Once a provider is selected it is time to move to the proposal process. The proposal will map out the project specifications and all pricing involved. This document is very important, as it is blueprint for your project. It is what the development team will work off of and it determines what you are spending. Therefore, it is important to make sure this document is easy to understand and leaves no questions behind. Here are the main things to look for when reviewing a developer’s proposal:
Let’s face it, reading a website development proposal is not going to be on the top of your list of fun things to do. However, it shouldn’t be painful to read. It shouldn’t confuse you or leave you wondering as to what it really meant. The proposal should be easy to understand, address all the things brought up in the sales meetings, and it should outline an appropriate solution for what you need. If you have questions with the proposal, go through it and make notes of any questions you come across. Go over these with the provider to assure that everything you need is in place.

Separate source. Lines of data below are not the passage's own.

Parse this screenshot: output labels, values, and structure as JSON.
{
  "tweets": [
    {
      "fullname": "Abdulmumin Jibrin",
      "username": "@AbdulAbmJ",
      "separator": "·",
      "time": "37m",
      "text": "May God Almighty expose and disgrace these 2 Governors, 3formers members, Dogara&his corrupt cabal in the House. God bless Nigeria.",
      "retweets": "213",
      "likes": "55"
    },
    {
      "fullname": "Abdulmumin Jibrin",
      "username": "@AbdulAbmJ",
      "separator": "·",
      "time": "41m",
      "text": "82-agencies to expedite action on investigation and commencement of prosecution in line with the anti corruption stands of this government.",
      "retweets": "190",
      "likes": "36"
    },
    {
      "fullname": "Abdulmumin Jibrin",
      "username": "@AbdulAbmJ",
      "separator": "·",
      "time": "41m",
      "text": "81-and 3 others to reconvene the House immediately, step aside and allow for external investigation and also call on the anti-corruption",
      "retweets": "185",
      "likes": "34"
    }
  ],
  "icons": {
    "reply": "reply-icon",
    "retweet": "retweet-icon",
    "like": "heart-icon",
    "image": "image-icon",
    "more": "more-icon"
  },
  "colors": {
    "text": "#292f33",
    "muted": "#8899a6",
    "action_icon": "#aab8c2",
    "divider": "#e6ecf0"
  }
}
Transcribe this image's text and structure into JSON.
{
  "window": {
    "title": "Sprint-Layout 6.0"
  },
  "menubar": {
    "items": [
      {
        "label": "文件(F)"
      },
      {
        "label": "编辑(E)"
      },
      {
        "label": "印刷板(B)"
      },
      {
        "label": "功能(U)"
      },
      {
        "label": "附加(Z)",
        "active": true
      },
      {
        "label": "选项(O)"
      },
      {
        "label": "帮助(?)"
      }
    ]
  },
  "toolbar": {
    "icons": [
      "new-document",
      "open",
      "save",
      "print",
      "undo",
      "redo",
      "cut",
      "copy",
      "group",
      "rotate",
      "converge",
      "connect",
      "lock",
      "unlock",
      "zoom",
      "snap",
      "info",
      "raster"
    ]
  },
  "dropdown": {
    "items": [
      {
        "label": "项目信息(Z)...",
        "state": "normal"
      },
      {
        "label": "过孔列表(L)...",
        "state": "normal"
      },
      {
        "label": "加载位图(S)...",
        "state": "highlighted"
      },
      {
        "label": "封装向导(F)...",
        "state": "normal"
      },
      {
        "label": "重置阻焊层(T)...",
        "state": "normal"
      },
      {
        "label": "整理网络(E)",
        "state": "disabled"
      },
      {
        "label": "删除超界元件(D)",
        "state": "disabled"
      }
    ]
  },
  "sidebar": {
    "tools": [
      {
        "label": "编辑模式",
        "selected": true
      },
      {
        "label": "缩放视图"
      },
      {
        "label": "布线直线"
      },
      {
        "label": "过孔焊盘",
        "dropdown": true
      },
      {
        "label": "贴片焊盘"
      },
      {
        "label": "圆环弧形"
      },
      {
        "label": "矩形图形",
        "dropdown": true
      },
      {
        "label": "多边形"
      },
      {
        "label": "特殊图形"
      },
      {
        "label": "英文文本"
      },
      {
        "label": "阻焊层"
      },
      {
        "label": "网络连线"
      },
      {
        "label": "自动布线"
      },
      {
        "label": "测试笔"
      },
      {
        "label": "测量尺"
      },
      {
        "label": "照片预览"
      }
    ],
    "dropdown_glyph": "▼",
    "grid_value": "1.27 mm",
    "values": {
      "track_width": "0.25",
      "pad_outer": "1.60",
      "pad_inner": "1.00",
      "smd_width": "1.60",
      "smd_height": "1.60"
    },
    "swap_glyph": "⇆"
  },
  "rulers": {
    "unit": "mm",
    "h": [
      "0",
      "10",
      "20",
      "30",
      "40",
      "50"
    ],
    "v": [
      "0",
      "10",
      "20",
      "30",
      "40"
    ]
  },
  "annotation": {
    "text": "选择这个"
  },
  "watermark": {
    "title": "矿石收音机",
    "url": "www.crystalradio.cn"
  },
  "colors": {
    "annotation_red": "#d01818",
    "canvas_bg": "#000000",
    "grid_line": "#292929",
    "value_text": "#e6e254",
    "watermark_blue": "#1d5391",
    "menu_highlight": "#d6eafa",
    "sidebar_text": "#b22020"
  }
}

Fixed Pricing vs. Hourly Pricing?
It is important to know how your project is priced as website development projects are typically either a fixed price, or billed hourly. The way a site is priced can have a big impact on the total cost of building it. A fixed price is easy enough to understand – you pay a set price for the work outlined in the proposal. With hourly projects you may have an estimated price, but you will be billed whatever time it actually takes to complete the project. Obviously, this amount could be lower or higher than the estimated amount, so make sure your provider’s estimate is well thought out. If you are on an hourly billing project, find out what methods the provider uses to track their time and how, and when, they update you on status of the work.
Are There Hidden Costs (What is NOT Included)?
While a lengthy proposal doesn’t necessarily make for the most enjoyable reading material, it is important to verify that everything you need is included. Don’t assume the proposal has everything in it that you need or expect. Read the proposal, make notes and ask questions. Don’t sign it until you understand it. If it is not in the proposal, it is probably going to be an additional cost when you ask for it later. Also, consider all hosting, monthly, or subscription fees that may be involved, if any.
What Are The Contract Terms
Most proposals will have a contract page with all of the provider’s payment terms and legal fine print. This will typically be boilerplate text that is standard to all their contracts. Make sure you understand the payment schedule outlined and don’t see any red flags that are cause for concern.
The proposal you receive may include optional items that you can add to the project, at your discretion. The company you have received the proposal from may have pitched you an additional service that you rejected in the sales meeting, but they may still feel it is a valuable add-on you should consider. As such, it may be listed as an optional service for you to reconsider. Review these options to find out if they really might apply to you in a beneficial way. Also, make sure to not confuse the listed options as being included with the base proposal. You don’t want to get half way into a redesign only to find out the option you thought was included was listed as an additional billable item.
If you need to make a change to the spec in the middle of the development process, how will the provider handle this? Do they have the flexibility to do change orders? Even the best proposed solution can have other solution variations that work well too. If you are in the middle of a site build when your revelation about how your product pages should function occurs, you’ll want the ability to modify the project spec to accommodate this. Change happens, so make sure your provider can change too. Of course, keep in mind that the price will also likely change to reflect the updated scope.
It has been said that the easiest way to eat an elephant is one bite at a time. In the same manner, take a methodical approach to digesting the content of a full proposal by consuming it piece by piece. Once you are confident you understand it and that it represents an appropriate solution for your business, you are ready to sign on the dotted line.